Let $T_1$ be the time between a car accident and the claim reported to the insurance company. Let $T_2$ be the time between the report of the claim and payment of the claim. The joint density function of $T_1$ and $T_2$, $f(t_1, t_2)$, is constant over the region $0<t_1, t_2<6, t_1+t_2<10$ and zero otherwise. Determine $f(t_1, t_2)$.
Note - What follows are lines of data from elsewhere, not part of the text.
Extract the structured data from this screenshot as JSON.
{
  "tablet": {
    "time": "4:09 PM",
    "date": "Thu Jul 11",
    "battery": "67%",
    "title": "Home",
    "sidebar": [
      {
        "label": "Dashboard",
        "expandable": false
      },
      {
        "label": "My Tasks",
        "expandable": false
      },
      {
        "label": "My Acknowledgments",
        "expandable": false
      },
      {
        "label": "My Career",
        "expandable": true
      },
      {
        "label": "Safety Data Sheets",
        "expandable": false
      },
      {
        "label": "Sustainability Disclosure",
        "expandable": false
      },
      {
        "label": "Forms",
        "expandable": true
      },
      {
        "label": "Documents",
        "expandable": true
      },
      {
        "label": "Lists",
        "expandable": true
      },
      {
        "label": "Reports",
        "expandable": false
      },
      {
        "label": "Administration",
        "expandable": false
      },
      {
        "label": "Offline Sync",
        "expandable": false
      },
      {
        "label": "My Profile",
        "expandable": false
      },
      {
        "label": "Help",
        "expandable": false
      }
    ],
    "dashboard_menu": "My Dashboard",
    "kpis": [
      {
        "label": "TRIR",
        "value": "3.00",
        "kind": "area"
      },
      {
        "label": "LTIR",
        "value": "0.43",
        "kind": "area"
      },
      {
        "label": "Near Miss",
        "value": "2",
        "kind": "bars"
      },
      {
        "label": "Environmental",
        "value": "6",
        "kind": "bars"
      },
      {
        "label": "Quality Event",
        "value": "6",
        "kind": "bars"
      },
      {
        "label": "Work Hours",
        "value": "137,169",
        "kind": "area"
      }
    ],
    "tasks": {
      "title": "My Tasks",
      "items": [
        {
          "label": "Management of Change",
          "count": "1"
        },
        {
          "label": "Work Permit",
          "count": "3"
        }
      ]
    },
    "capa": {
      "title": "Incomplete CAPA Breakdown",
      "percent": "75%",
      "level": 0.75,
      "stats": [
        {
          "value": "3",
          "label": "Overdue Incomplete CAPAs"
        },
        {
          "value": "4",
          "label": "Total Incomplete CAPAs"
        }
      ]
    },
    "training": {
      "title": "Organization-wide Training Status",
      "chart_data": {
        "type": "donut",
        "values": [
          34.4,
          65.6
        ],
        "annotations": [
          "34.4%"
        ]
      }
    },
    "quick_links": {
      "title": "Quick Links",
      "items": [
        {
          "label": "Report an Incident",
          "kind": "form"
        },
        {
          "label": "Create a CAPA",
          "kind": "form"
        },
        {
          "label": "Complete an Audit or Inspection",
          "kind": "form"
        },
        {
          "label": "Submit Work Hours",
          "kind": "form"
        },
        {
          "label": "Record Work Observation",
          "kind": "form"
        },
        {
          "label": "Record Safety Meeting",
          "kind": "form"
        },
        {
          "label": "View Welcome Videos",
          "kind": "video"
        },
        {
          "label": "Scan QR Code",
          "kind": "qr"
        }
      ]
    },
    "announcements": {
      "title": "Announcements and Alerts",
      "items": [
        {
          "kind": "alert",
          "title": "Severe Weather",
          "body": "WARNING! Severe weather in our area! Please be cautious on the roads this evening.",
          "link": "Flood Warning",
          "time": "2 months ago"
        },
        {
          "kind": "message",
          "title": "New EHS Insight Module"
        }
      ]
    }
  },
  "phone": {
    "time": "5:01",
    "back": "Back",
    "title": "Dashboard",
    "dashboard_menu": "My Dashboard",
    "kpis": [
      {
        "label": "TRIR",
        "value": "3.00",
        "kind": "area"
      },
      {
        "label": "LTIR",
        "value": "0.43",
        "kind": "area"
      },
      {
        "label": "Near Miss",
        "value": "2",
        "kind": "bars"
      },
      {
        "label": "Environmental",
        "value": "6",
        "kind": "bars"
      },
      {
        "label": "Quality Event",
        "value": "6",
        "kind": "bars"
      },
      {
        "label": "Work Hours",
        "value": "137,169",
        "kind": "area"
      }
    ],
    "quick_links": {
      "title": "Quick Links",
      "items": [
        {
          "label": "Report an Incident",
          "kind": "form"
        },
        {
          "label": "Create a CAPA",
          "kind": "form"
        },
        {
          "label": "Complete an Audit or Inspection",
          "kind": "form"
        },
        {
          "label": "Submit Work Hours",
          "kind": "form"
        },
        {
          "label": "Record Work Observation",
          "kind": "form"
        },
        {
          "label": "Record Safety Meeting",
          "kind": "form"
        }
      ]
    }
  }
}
My attempt: Let $f(t_1, t_2) = k$. Then, $$\int_0^6 \int_0^{10-y} k \; dx\; dy = \int_0^6 k(10-y) \; dy = 1 \implies k\left[60-\frac{35}{2}\right] = 1$$
which ultimately gives $k = \frac{1}{42}$, however, the correct answer is $k = \frac{1}{34}$. Where have I gone wrong?
The problem with your method is that your integral is incorrect. Your limits correspond to the region $0 < t_1< 10, 0<t_2<6, t_1 + t_2 < 10$.
Here's an alternative approach. Let $R$ denote the region in question. First of all, note that $$ \iint_R k\,dx\,dy = k\cdot \iint_R dx\,dy = 1, $$ where $R$ denotes the region of interest. We can rearrange the above to find that that $k = 1/A$, where $A = \iint_R 1\,dx\,dy$ is the area of $R$. To compute the area, subtract the area of a triangle from the area of a square. In particular, define $$ R_1 = \{x,y : 0 < x < 6, 0 < y < 6\},\\ R_2 = \{x,y: 0 < x < 6, 0 < y < 6 \text{ and } x + y \geq 10\}. $$ Verify that $R = R_1 \setminus R_2$, which is to say that $R$ contains the points of $R_1$ not included in $R_2$. $R_1$ is a square with area $6 \times 6 = 36$, and $R_2$ is a triangle with area $\frac 12 2 \times 2 = 2$. Thus, the area of $R$ is $36 - 2 = 34$.
Thus, we arrive at the correct answer $k = 1/A = 1/34$.